Não é que a pergunta de Lula não seja irracional; o problema reside em seu cinismo. O PT sabe muito bem o que precisa fazer para dialogar com os evangélicos: precisa respeitar a sua pauta de costumes. Não há nada difícil de entender; é apenas isso.
Se Lula e o PT respeitassem os evangélicos, veríamos o ministro Sílvio Almeida, por exemplo, professor licenciado do Mackenzie e conhecedor do conservadorismo evangélico, dizendo publicamente que sua defesa de pautas identitárias pode coexistir com comunidades evangélicas cujos valores são contrários aos seus. Ele estaria engajado em algum tipo de pacificação social. Mas não vemos nada disso, nem nos ministros de Lula, nem em Lula, nem no partido de Lula: nada.

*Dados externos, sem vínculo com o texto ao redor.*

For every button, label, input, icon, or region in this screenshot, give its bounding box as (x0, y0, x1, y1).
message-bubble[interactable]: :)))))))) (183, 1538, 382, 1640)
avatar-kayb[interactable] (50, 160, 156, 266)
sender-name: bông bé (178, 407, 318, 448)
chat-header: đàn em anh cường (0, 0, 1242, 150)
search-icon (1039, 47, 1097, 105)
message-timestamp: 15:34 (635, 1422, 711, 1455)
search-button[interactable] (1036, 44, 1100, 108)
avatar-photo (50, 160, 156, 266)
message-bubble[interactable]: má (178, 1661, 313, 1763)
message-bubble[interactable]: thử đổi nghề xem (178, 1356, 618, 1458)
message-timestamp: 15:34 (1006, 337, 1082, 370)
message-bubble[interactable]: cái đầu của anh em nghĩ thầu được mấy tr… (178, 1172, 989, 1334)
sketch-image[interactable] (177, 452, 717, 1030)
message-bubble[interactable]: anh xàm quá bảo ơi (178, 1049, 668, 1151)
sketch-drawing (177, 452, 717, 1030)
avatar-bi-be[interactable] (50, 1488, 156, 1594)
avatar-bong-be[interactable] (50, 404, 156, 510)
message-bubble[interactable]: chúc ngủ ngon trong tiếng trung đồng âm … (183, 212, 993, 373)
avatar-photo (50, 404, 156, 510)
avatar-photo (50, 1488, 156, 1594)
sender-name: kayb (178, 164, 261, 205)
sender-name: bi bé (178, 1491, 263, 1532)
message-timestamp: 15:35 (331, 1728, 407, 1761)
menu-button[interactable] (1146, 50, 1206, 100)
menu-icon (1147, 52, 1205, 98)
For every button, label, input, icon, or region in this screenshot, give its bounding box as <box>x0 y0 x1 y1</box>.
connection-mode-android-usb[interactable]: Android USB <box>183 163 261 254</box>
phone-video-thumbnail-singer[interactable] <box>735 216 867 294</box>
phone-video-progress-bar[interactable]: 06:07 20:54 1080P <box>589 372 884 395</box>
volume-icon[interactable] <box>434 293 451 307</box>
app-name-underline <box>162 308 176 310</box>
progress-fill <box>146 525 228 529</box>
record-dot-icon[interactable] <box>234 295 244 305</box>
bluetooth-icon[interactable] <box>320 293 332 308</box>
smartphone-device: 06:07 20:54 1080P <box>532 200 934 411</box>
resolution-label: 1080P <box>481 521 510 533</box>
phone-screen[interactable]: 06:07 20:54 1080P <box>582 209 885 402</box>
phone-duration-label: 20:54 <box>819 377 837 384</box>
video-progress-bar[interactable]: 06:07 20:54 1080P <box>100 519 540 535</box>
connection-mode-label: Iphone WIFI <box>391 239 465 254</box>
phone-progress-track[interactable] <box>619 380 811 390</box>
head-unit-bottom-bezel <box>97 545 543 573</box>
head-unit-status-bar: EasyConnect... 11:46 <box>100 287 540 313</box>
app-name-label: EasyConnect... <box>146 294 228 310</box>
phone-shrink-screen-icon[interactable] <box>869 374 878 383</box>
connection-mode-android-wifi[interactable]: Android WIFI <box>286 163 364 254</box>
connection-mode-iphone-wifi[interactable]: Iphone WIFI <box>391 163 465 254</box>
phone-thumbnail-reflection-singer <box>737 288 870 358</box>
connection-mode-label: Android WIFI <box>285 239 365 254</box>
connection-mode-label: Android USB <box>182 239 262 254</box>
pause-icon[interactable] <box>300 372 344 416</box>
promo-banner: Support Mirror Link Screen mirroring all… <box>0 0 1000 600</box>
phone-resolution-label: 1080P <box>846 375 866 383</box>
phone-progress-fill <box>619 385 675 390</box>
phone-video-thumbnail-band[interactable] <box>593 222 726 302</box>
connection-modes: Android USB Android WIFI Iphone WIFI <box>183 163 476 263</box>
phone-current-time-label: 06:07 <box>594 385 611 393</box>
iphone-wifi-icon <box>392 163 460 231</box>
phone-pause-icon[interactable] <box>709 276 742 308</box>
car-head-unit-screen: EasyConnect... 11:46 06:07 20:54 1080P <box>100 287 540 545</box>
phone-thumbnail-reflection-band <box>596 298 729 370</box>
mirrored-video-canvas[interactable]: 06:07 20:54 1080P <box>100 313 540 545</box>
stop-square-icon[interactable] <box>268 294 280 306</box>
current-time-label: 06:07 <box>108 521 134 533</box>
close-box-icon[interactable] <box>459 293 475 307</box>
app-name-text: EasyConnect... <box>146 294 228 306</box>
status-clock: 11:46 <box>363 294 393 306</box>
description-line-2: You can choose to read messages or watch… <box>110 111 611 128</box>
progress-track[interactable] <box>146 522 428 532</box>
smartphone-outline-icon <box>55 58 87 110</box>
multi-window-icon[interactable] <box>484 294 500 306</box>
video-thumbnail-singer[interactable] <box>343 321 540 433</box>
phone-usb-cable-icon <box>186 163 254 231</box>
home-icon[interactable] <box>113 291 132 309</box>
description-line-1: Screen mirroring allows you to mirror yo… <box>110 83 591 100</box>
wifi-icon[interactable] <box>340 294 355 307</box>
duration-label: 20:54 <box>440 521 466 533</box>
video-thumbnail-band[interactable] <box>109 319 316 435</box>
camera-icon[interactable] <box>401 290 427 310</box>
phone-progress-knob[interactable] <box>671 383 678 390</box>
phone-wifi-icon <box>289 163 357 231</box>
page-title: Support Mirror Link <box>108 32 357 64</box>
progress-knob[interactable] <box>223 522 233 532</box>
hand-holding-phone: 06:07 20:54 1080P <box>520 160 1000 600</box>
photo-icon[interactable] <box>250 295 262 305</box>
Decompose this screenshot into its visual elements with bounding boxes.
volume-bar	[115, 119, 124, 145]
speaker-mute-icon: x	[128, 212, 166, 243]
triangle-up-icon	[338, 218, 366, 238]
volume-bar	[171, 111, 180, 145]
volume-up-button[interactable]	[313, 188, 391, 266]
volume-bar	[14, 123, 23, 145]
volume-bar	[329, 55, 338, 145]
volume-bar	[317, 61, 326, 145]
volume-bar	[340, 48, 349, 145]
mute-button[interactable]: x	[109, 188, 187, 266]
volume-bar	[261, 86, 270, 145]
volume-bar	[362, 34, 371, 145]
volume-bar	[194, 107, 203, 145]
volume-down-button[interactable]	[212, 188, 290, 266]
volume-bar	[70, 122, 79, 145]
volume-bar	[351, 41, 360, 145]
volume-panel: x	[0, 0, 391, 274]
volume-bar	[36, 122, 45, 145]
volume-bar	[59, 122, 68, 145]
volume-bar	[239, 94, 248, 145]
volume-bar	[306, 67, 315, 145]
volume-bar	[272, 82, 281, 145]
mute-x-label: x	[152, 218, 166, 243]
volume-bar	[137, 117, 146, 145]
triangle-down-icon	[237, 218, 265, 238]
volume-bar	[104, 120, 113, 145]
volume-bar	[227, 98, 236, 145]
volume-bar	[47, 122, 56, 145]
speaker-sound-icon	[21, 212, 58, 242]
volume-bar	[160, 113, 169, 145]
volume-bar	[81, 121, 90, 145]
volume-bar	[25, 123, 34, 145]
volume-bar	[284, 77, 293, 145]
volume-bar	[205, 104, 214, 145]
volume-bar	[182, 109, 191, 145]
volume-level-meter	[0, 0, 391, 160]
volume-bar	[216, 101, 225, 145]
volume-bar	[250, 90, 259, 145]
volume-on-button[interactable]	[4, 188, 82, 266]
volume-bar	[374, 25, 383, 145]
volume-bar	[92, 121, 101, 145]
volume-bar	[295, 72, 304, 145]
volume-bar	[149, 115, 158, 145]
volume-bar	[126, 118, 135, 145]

Os evangélicos devem oferecer ao PT e à esquerda um não, claro, grave e corajoso, até que Lula venha dizer em público que a pauta de costumes dos evangélicos não é fascista, e que o petismo errou
E agora temos essa campanha sem-vergonha, “O Brasil é um só povo”. Porque depois de tudo o que o lulopetismo fez para dividir o país, não há outro nome para ela. É parte da identidade evangélica ver-se como o “povo de Deus”, os membros da igreja de Cristo etc. “Povo de Deus” é o título do livro de Juliano Spyer sobre os evangélicos, por sinal. Ver-se como parte do Brasil é difícil para os evangélicos, uma vez que sua fé foi por décadas tratada como uma invasão externa, tanto por católicos quanto pela elite secularizada.
Isso não será fácil assim. Não estamos divididos apenas politicamente. Estamos divididos espiritualmente, como estão hoje divididas as democracias ocidentais. E há, além do fator religioso, o fator de classe: existe o povo, onde prevalece cada vez mais o imaginário evangélico, e existe a elite secularista que quer ver o Brasil unido ao redor de si. Essa divisão entre elite cosmopolita e proletariado cultural, que constitui a subestrutura de classe da guerra cultural, não será dissipada com propagandas governamentais.
Diante disso, a viabilidade de unir os evangélicos ao redor de Lula é nula. Lula não é o ponto de integração da identidade nacional. Lule, então, nem se fale. A campanha inteira é uma grande picaretagem midiática, porque não tem qualquer correspondência com diálogos ou projetos efetivos de integração do universo evangélico por parte da elite nacional.
Os evangélicos devem oferecer ao PT e à esquerda um não, claro, grave e corajoso, até que Lula venha dizer em público que a pauta de costumes dos evangélicos não é fascista, que o petismo errou, e que os identitaristas precisam abandonar sua postura supremacista em nome do pluralismo.